As opponents hone in on Wall's penchant for pitching to the corner, he'll see more chances to finish on his own. He must take advantage of those opportunities, as they'll provide more high-percentage looks and, hopefully, a return to his previous free-throw rates.
If it feels unfair that we're asking Wall to improve his perimeter shot and his work in the lane, well...nobody ever said being a superstar was easy.
The fact that we can ask so much of Wall is a testament to his talent and work ethic. He's not the same player who entered the league four years ago, and he's made significant strides on both offense and defense. In fact, we haven't even credited him for his growth as a stopper; Wall's length and speed make him one of the most fearsome on-ball guards in the game.
Wall can improve, but ultimately he might have to hold himself back to move forward.
This is the greatest paradox of Wall as a player, and it represents the most significant improvement he'll have to make in order to reach superstar status: He must slow down.
At 100 miles per hour, the Wizards point guard is a beast. There are perhaps a half-dozen NBA players who can match his raw speed and coordination in transition.
But while Wall is a phenomenal sprinter, he's not so hot on the jog.
If we adjust for a per-100-possession pace, the Wizards ranked seventh in the league in fast-break points and fourth in points off turnovers last year, per NBA.com. Those are good indications of how potent Wall made his team in scattered situations.
Despite excellent on-the-break numbers, Washington finished 16th in overall offensive efficiency last year, which reveals half-court offense to be the club's main weakness. It'll be up to Wall, a player who led the entire league in total time of possession last year (nobody had the ball in his hands more, per SportVU data provided to NBA.com), to figure out how to score when the game slows down.
He can do that by tying all of the above listed areas of improvement together.
Wall must survey the defense, fire away from distance when opponents dare him, penetrate and finish when that's the play to make and set up his teammates for open looks as circumstances dictate. Being a superstar point guard is hard, and Wall will be asked to maintain his blazing speed in some situations while reining it in in others.
The East is a conference in flux.
The Miami Heat are one megastar short of being the favorite. The Indiana Pacers are picking up the pieces after Paul George's devastating injury. The Cleveland Cavaliers are as young as potential contenders come.
Even the Chicago Bulls, everyone's prime pick to ascend this year, have plenty of question marks.
Washington brought in Paul Pierce, a veteran who can impart valuable wisdom to Wall as he grows into a leader.

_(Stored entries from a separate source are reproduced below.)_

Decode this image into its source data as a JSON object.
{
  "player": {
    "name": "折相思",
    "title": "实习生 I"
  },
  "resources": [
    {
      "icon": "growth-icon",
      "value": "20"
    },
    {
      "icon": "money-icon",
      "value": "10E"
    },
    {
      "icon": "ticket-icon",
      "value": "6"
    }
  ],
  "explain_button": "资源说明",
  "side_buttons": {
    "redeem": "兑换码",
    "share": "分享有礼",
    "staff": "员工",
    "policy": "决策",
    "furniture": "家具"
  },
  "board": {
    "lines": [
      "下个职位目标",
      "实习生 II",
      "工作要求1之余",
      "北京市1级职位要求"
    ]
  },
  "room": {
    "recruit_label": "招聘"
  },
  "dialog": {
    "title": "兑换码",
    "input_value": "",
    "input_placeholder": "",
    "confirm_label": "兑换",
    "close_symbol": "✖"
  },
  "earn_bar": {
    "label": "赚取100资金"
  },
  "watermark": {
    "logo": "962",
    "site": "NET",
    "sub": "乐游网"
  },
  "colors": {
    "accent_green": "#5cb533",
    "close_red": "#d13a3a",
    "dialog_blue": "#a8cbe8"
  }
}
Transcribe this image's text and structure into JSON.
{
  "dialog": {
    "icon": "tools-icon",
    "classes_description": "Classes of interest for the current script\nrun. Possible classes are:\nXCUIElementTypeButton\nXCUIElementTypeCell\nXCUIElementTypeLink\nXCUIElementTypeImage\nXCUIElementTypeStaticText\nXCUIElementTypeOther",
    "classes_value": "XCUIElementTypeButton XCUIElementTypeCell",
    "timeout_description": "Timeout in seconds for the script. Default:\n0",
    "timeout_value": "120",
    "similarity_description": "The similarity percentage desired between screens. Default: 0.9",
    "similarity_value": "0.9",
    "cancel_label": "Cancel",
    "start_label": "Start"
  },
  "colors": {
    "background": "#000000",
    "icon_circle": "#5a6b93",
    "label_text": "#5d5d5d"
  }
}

And the overall conference landscape makes it possible for the Wizards to entertain realistic dreams of going further than they did a year ago.
"The Finals. All you can ask for now is the Finals," Wall told Michael Lee of The Washington Post before he was cut from Team USA.
Wall, adding skills by the year and perhaps motivated by his recent Team USA dismissal, might be ready to take the most important step of his career this season—a step that could elevate his game and raise his profile in the league.
And the Wizards could come right along with him.